Modified Computational Approach to Thermal Resistivity and Thermal Conductivity to Enhance Result Repeatability and Accuracy

Thermal resistivity or conductivity is a measure of the ability of soil material to conduct or dissipate heat from the source to the environment. Different soil types are characterized with their diverse thermal resistivity and conductivity values, which also indicate its ability to dissipate heat generated by a pipeline or electrical cable. The ranges of thermal resistivity values are so close that, slight change in temperature with the conventional method of computational could cause the result to differ appreciably, which could lead to wrong interpretation.
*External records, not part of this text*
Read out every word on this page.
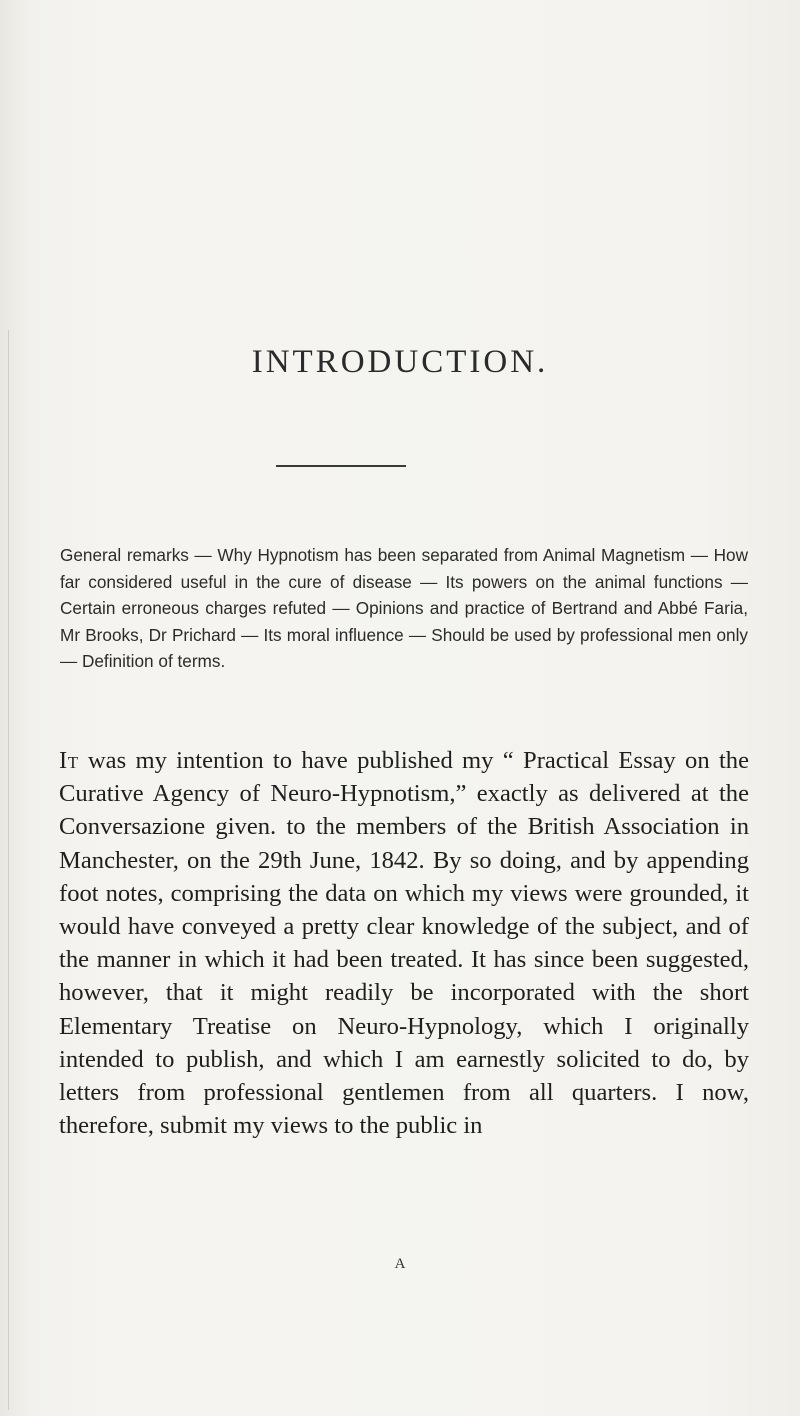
INTRODUCTION.

General remarks — Why Hypnotism has been separated from Animal Magnetism — How far considered useful in the cure of disease — Its powers on the animal functions — Certain erroneous charges refuted — Opinions and practice of Bertrand and Abbé Faria, Mr Brooks, Dr Prichard — Its moral influence — Should be used by professional men only — Definition of terms.

It was my intention to have published my “ Practical Essay on the Curative Agency of Neuro-Hypnotism,” exactly as delivered at the Conversazione given. to the members of the British Association in Manchester, on the 29th June, 1842. By so doing, and by appending foot notes, comprising the data on which my views were grounded, it would have conveyed a pretty clear knowledge of the subject, and of the manner in which it had been treated. It has since been suggested, however, that it might readily be incorporated with the short Elementary Treatise on Neuro-Hypnology, which I originally intended to publish, and which I am earnestly solicited to do, by letters from professional gentlemen from all quarters. I now, therefore, submit my views to the public in

A
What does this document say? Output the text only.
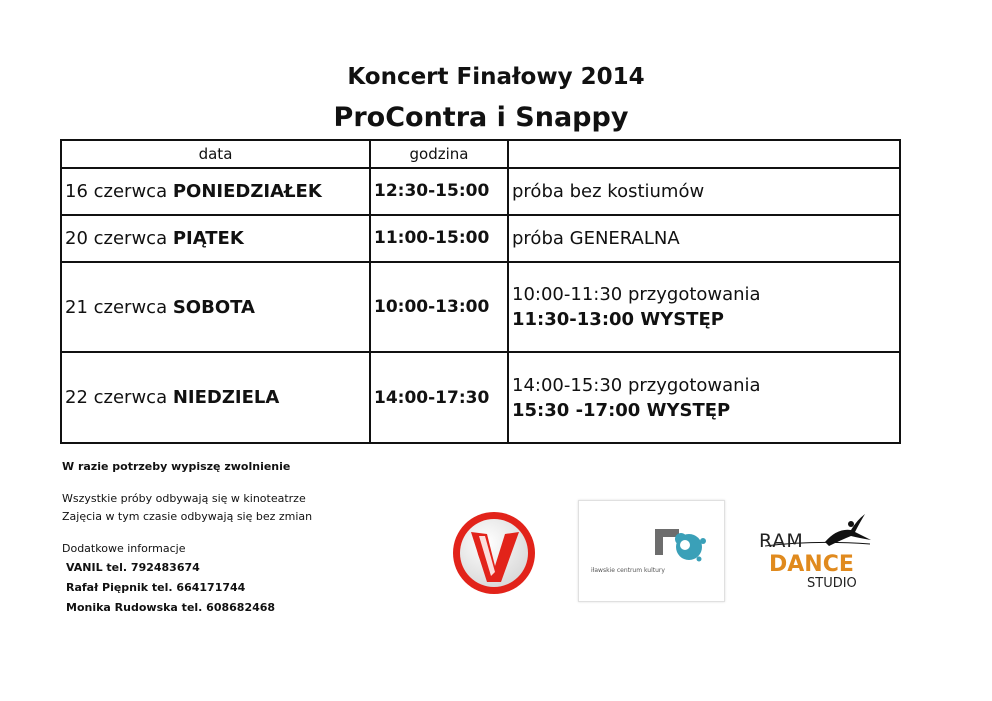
Koncert Finałowy 2014
ProContra i Snappy
data	godzina	
16 czerwca PONIEDZIAŁEK	12:30-15:00	próba bez kostiumów

20 czerwca PIĄTEK	11:00-15:00	próba GENERALNA

21 czerwca SOBOTA	10:00-13:00	10:00-11:30 przygotowania
11:30-13:00 WYSTĘP

22 czerwca NIEDZIELA	14:00-17:30	14:00-15:30 przygotowania
15:30 -17:00 WYSTĘP
W razie potrzeby wypiszę zwolnienie
Wszystkie próby odbywają się w kinoteatrze
Zajęcia w tym czasie odbywają się bez zmian
Dodatkowe informacje
VANIL tel. 792483674
Rafał Piępnik tel. 664171744
Monika Rudowska tel. 608682468
iławskie centrum kultury
RAM
DANCE
STUDIO
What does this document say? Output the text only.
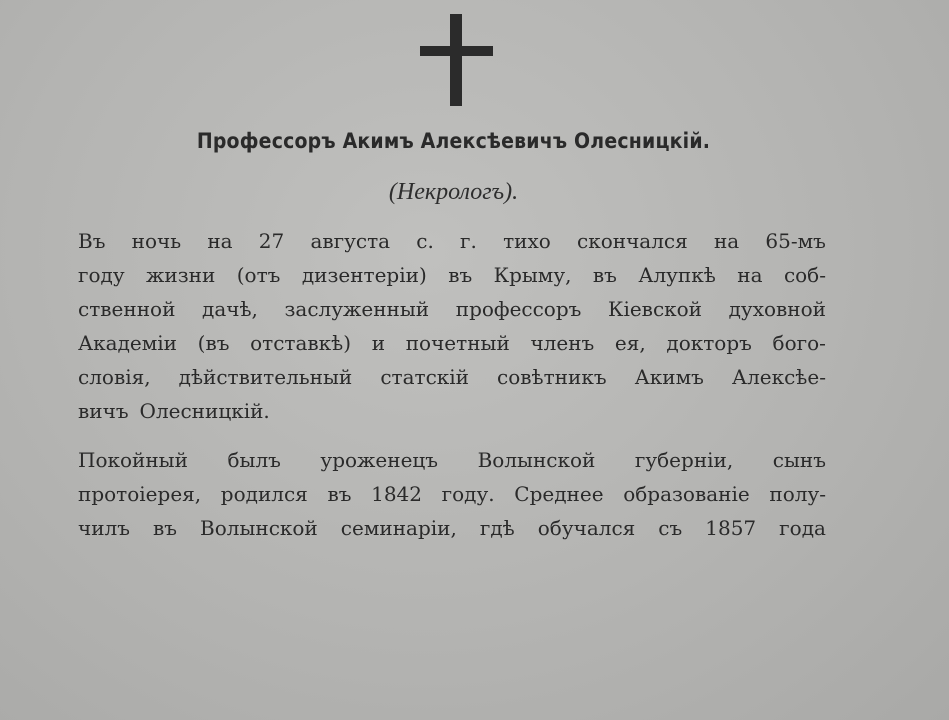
Профессоръ Акимъ Алексѣевичъ Олесницкій.
(Некрологъ).
Въ ночь на 27 августа с. г. тихо скончался на 65-мъ
году жизни (отъ дизентеріи) въ Крыму, въ Алупкѣ на соб-
ственной дачѣ, заслуженный профессоръ Кіевской духовной
Академіи (въ отставкѣ) и почетный членъ ея, докторъ бого-
словія, дѣйствительный статскій совѣтникъ Акимъ Алексѣе-
вичъ Олесницкій.
Покойный былъ уроженецъ Волынской губерніи, сынъ
протоіерея, родился въ 1842 году. Среднее образованіе полу-
чилъ въ Волынской семинаріи, гдѣ обучался съ 1857 года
Hence, this research work is aimed at developing a new computational approach that will improve thermal resistivity result accuracy and repeatability. The method employed in data acquisition involves measuring temperature changes due to heat source as a function of time. The new computational approach results revealed wide differences that exist between range of thermal resistivities determined through stepwise technique, of which if any of these individual value is adopted as the actual thermal resistivity result, as it is always the case in conventional approach, it could lead to erroneous result. The result also exposed the fact that the thermal resistivity and conductivity results determined with modified computational approach showed a high level of consistency and accuracy that was conveniently tied to the soil lithological composition at that depth. The conventional method of computation registered a high level of disparity and inconsistency in values, that could not be tied to any lithological composition, or effectively be used to for soil classification, for safety purpose. The first two digits in thermal resistivity values, by which thermal resistivity is mainly reported, showed a high level of uniformity at both survey points, which are clear indication of high repeatability in the thermal resistivity results. The statistical analysis carried out on the thermal resistivity results determined with modified computational approach had the least standard deviation from the mean compared to the conventional techniques. It is a clearly evident that the modified computational approach is a better and effective technique for obtaining more accurate and reliable thermal resistivity results with high level of repeatability.